She knew she would have to snap herself out of the reverie soon, very soon, and design some kind of rescue plan for Agent 23 around Marc’s spywork from the Weigh-In Center..but just a few more seconds, she coaxed herself, not wanting to leave the time before, which had seemed so difficult for fat people, for people of size at the time, but which now seemed like a paradise.
The strange thing, she thought, is that I love what Leon and I do because he is the one I do it with.
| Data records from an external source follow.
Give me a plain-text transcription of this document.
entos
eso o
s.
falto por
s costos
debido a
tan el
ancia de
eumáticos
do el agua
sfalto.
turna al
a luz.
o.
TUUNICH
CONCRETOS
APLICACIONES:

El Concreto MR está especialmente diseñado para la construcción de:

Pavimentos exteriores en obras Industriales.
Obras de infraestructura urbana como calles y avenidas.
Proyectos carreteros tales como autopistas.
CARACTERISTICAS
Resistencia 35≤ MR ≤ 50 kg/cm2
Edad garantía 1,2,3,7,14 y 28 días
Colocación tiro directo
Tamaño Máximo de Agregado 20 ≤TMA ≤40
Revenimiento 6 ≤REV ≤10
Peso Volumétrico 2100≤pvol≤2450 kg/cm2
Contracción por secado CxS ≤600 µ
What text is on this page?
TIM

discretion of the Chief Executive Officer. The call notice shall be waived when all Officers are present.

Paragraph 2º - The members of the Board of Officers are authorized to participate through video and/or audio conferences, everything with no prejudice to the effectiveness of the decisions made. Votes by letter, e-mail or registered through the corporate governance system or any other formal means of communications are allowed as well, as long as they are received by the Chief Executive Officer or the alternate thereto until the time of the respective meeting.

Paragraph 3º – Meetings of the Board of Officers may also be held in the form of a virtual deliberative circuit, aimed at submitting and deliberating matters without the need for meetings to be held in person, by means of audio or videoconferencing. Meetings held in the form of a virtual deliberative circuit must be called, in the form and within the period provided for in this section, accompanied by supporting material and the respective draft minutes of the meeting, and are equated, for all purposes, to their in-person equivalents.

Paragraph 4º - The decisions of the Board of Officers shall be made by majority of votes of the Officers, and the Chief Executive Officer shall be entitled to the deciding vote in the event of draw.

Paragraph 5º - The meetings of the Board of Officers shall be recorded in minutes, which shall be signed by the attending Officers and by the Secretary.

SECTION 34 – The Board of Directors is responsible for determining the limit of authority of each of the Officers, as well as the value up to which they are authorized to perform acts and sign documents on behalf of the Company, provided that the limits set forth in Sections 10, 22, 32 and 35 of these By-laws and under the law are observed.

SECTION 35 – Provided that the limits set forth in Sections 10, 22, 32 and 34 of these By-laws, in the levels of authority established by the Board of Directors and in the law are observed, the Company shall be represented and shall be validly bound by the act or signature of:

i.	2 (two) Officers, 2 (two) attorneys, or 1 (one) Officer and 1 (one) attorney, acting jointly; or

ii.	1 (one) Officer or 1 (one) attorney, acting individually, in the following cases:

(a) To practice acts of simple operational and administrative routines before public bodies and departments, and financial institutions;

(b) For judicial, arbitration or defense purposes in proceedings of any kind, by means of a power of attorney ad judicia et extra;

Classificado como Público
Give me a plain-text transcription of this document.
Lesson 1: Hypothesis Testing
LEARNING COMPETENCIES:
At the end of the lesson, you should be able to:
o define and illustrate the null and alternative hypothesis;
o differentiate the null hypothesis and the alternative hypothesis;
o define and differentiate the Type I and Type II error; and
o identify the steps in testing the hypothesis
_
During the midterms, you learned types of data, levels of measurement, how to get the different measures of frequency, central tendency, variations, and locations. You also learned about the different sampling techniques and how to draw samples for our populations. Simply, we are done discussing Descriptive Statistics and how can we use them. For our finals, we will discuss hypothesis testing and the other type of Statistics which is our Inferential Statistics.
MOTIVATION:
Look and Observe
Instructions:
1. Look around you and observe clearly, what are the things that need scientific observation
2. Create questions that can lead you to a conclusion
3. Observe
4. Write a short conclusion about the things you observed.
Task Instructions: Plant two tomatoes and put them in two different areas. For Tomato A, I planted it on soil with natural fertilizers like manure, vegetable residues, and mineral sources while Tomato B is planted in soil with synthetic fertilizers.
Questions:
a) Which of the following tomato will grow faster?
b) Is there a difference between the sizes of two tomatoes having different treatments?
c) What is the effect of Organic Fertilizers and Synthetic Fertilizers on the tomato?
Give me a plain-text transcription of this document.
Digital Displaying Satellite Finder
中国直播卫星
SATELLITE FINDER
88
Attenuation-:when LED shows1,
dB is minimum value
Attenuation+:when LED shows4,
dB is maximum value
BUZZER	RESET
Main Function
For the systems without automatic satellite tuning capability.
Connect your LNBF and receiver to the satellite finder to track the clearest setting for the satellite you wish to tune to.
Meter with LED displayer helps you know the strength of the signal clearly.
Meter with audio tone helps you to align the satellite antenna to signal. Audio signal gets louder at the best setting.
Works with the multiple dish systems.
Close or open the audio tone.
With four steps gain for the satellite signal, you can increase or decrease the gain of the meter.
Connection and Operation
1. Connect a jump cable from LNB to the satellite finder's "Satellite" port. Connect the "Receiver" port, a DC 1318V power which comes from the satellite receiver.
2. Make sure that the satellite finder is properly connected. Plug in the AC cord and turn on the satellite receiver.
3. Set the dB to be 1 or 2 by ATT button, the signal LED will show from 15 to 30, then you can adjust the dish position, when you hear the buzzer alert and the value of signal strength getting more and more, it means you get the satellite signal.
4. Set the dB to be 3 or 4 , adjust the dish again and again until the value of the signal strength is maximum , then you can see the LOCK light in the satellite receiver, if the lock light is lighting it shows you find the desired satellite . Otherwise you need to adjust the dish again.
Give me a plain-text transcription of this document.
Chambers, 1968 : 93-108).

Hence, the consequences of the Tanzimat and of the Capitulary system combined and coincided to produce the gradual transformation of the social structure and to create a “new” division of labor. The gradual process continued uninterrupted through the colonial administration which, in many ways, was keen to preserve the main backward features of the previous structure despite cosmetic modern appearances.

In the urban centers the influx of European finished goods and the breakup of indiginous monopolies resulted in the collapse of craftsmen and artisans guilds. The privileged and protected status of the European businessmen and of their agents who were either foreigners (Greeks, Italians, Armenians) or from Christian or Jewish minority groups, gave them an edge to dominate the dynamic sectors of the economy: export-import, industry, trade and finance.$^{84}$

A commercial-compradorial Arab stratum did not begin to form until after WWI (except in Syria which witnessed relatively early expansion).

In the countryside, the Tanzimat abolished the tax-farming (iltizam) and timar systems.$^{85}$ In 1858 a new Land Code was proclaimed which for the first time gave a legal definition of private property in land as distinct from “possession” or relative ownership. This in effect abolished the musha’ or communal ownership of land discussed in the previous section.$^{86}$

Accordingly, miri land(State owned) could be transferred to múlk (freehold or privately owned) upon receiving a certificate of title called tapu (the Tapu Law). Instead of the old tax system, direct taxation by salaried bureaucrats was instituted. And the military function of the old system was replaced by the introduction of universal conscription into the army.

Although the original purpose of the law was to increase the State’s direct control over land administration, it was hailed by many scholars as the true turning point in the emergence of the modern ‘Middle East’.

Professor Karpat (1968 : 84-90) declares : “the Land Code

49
If someone else were to kiss me and run his hands over my breasts and whisper to me how they remind him of two large cream cheese puffs, I would giggle and tell him to get a restaurant (which, come to think of it, wouldn’t work because only one restaurant gets away with serving cream cheese puffs these days, and people pay plenty for them). Weirdly, when Mark does what he does to me -as opposed to with me- I would enjoy it if anyone did it.
I think. Except, oddly enough, for Leon. I could not bear the thought of his doing any of those things because it would mean that he was no longer Leon, but someone I didn’t know.
It is probably a personally-manufactured dichotomy. Maybe somewhere there is one man -or person, depending on one’s orientation- who does and can do both to one woman. But I doubt it.
She turned back to the Board which pinpointed the positions of her agents in red and texted Marc in the Weigh-in Line.